Microsoft To Fix Critical Help Center Flaw In July Patch


Microsoft plans to issue four security bulletins addressing five security vulnerabilities for its July Patch Tuesday release, including a critical Help and Support Center vulnerability that is already being used in active malicious attacks.

Three of the four impending patches are considered "critical," addressing vulnerabilities in Windows and Microsoft Office that could open the door for hackers to launch remote code execution attacks.

"Bulletin 2 will have a huge impact as it affects Windows 7 desktop users and Windows 2008 R2 servers, which are Microsoft's most current and widely deployed desktop and server solutions," said Don Leatham, senior director of solutions and strategy for security company Lumension, in an e-mail. "IT departments with Windows 7 and/or Windows 2008 R2 should be ready to prioritize this bulletin."

Microsoft's fourth security update, given the slightly less severe ranking of "important," will also address a Microsoft Office bug, which could enable hackers to launch malware remotely in certain circumstances, according to the Microsoft Advanced Notification, released Thursday.

Security experts maintained that while rated "important," the patch repaired a serious vulnerability in Microsoft Outlook, which will inevitably have a significant impact on its user base.

"Bulletin 4 is only rated important, but we do want to strongly encourage users to pay attention to this since it addresses a vulnerability in Microsoft Outlook, Microsoft's hugely popular e-mail client," Leatham said. "Vulnerabilities in e-mail clients are always a concern."

Included in the July patch load is a fix for a critical security vulnerability in the Windows Help and Support Center, affecting Windows XP and Windows Server 2003, which has already been exploited by hackers in what Microsoft calls "limited, targeted active attacks."

The Help Center flaw received copious media play in June when Google engineer Tavis Ormandy, publicly disclosed the flaw and published proof of concept exploit code only a few days after reporting it to Microsoft, fueling the already heated debate in the security community regarding responsible disclosure practices.

If exploited, the Help Center bug could enable hackers to launch attacks on users by creating a malicious Web page or infecting a link embedded in an e-mail.
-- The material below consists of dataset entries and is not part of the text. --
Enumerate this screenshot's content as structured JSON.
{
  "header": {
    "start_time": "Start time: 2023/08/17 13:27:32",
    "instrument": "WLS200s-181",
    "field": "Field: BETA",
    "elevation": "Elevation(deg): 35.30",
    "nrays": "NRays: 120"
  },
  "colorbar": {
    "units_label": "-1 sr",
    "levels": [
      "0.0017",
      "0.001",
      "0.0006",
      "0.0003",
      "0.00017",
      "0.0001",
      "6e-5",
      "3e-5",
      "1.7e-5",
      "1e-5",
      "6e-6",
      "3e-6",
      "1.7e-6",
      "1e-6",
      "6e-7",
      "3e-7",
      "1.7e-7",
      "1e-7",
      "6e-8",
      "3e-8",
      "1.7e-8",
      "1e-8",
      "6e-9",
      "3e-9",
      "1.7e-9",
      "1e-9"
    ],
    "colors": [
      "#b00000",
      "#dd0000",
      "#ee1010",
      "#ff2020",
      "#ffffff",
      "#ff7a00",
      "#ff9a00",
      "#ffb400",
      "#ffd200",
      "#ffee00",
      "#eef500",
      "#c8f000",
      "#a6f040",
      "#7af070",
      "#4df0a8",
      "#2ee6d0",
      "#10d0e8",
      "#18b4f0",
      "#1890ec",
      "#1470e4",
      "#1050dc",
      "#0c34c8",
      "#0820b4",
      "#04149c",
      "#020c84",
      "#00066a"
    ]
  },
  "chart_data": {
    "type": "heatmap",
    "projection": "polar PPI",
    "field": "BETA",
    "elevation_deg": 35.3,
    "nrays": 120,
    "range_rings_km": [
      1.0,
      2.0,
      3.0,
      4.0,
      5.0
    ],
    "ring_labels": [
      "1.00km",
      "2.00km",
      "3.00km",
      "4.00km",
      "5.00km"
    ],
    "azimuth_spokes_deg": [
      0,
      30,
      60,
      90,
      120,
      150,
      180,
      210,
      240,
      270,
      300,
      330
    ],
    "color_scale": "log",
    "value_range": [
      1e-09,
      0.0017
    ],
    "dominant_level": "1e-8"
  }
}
Hackers would then entice a user to visit the infected page or link, usually through some social engineering scheme.

In addition, Microsoft plans to address a vulnerability in the Canonical Display Driver function, first reported in a security advisory in May, which could enable an attacker to launch a denial of service attack that would completely shut down a user's computer with an automatic restart.

Microsoft said in its May advisory that the chances of hackers exploiting the vulnerability in remote code execution attacks were slim. Thus far, there doesn't appear to be active attacks leveraging the flaw in the wild, Microsoft said.
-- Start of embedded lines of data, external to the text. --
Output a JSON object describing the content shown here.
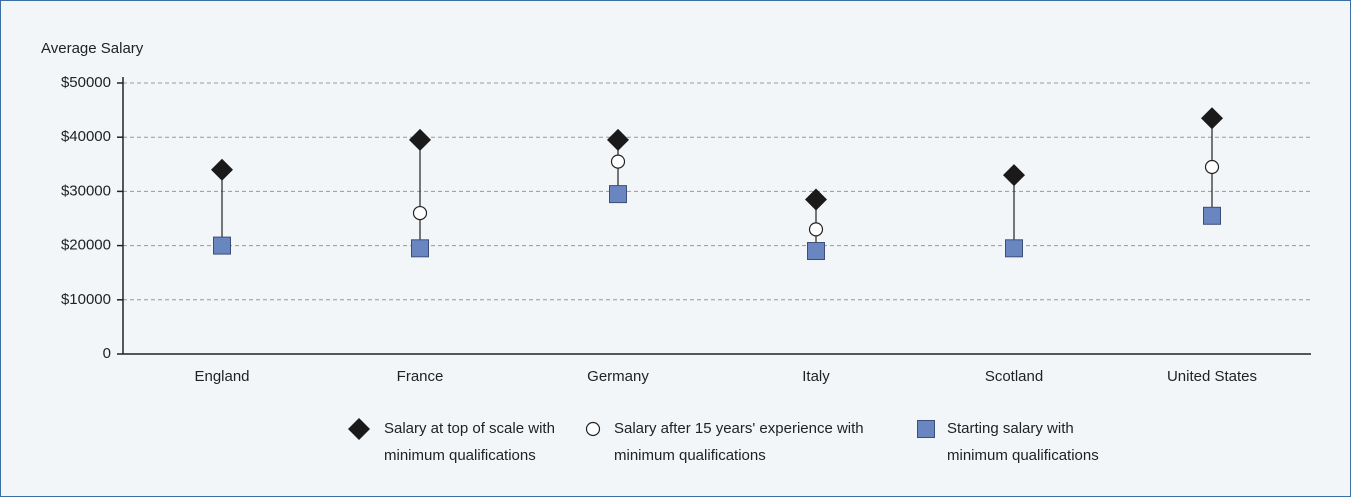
{
  "chart_data": {
    "type": "dot",
    "ylabel": "Average Salary",
    "categories": [
      "England",
      "France",
      "Germany",
      "Italy",
      "Scotland",
      "United States"
    ],
    "series": [
      {
        "name": "Salary at top of scale with minimum qualifications",
        "color": "#1a1a1a",
        "marker": "diamond",
        "values": [
          34000,
          39500,
          39500,
          28500,
          33000,
          43500
        ]
      },
      {
        "name": "Salary after 15 years' experience with minimum qualifications",
        "color": "#ffffff",
        "marker": "circle",
        "values": [
          34000,
          26000,
          35500,
          23000,
          33000,
          34500
        ]
      },
      {
        "name": "Starting salary with minimum qualifications",
        "color": "#6a86c0",
        "marker": "square",
        "values": [
          20000,
          19500,
          29500,
          19000,
          19500,
          25500
        ]
      }
    ],
    "ylim": [
      0,
      50000
    ],
    "yticks": [
      0,
      {
        "value": 10000,
        "label": "$10000"
      },
      {
        "value": 20000,
        "label": "$20000"
      },
      {
        "value": 30000,
        "label": "$30000"
      },
      {
        "value": 40000,
        "label": "$40000"
      },
      {
        "value": 50000,
        "label": "$50000"
      }
    ],
    "grid": true
  }
}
"Although it is possible that the vulnerability could allow code execution, successful code execution is unlikely due to memory randomization," Microsoft said.

Meanwhile, Jerry Bryant, Microsoft group manager for response communications, reminded users that Microsoft would phase out its support for Windows 2000 and Windows XP SP2 platforms in July.

"Customers should actively seek out either a supported operating system or the latest service pack in order to keep receiving necessary security updates," Bryant said.